Tuesday, December 20, 2011

The Wonderful Mrs. Jane Bennet Davis

Ciera and I were so happy to be there. Portland was part of our journey north to start our own life. Mama took us in and she was wonderful. The first day I bought groceries and she slipped me some cash, “you should never have to pay for groceries here.”

Over the summer we spent a great deal of time together. I would happily come downstairs and grab a cup of coffee. Then we would read the newspaper together, trading sections as we finished them. Then, after I read the comics and Ciera had woken up, we would dig into the crossword until we were stumped. Mama was much better than Ciera or I. She never gave herself enough credit for her achievements. She could easily fill out 60-75% of a crossword well before Ciera or I even rolled out of bed.

The summer was a gray one, but I only remember beautiful days with her. We potted her hanging plant. A beautiful red flowering plant that swayed gently in the breeze. Over the summer one red bloom turned into hundreds.

Mama fed seeds to the squirrels. In the morning they would come by the door and rap on the glass, trying to get in. She would take a handful and lay it in front of the squirrels.

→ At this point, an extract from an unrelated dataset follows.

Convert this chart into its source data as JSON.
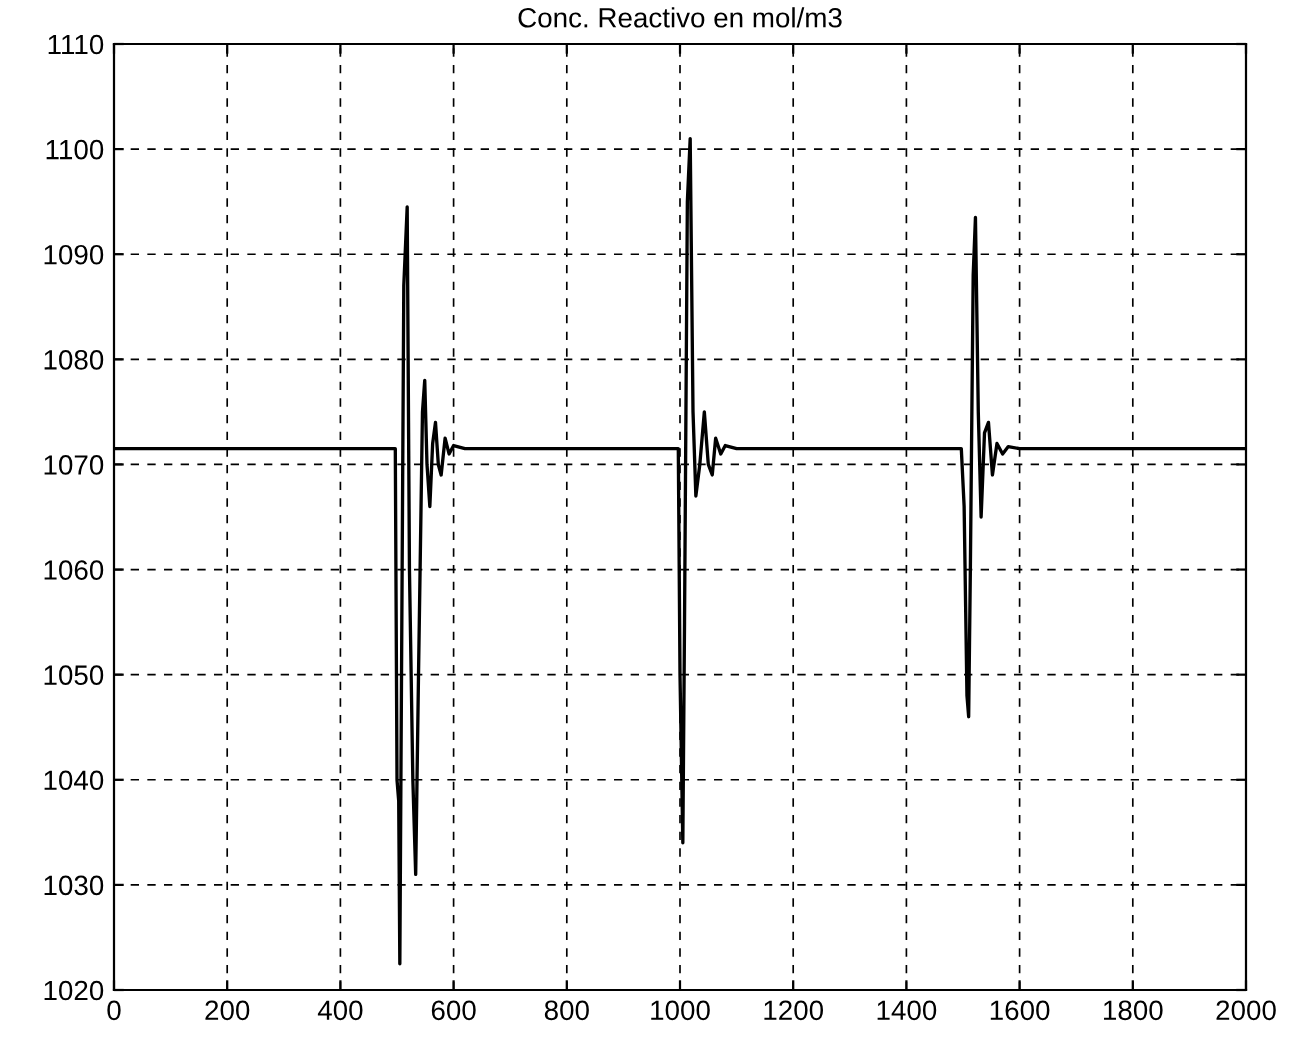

She and Kerry the cat had a special bond; Mama would scold her or talk to her, knowing exactly what she wanted. I often tried to decipher what Kerry's belligerent pawings at the door or at the chair meant; Mama knew exactly. “We have a special language,” she used to say. I always thought it was funny because they were such close little companions. Kerry would try to get up on the chair with her, one of the few people that cat was ever affectionate with. Kerry would stand guard in the halls at night, or sleep on the bed with her. They matched each other well; both were beautiful and tiny; set in their ways but in a gentle way—one devoid of stubbornness.

One evening I brought a duckling that Ciera had volunteered to take care of home. Mama was excited to see it, “isn't that so adorable!” With her faint southern accent everything that came from her mouth was honey.

We celebrated her 82nd birthday. She dressed up in a pink suit, drank a little too much red wine, and had a wonderful time. We all did. I put on a shirt and tie to really make it a celebration. The family got together every Sunday night for Family Dinner but this was a special occasion.

Seeing her all summer was one of the most important parts of my life. That I had the good fortune to graduate college and be totally aimless for a summer was worth all of the personal uncertainty. As much as Ciera and I were worried about jobs and finding an apartment and a place to live and a place to be, I found in Mama a true and wonderful support.

With her passage, Ciera and I now have a very noticeable hole in our lives. She brought us in in her perfectly magnanimous way; the southern belle gave us so much. I only wish I had been able to give more of it back; that the summer hadn't ended, and that I could have just one more quiet morning with her. The cat sitting by her side, the red blossoms hanging under her white awning over the deck, the sun peeking through the big trees in the backyard, the smell of coffee and bacon, a nearly finished crossword, and Mama sitting there—humming lightly to herself.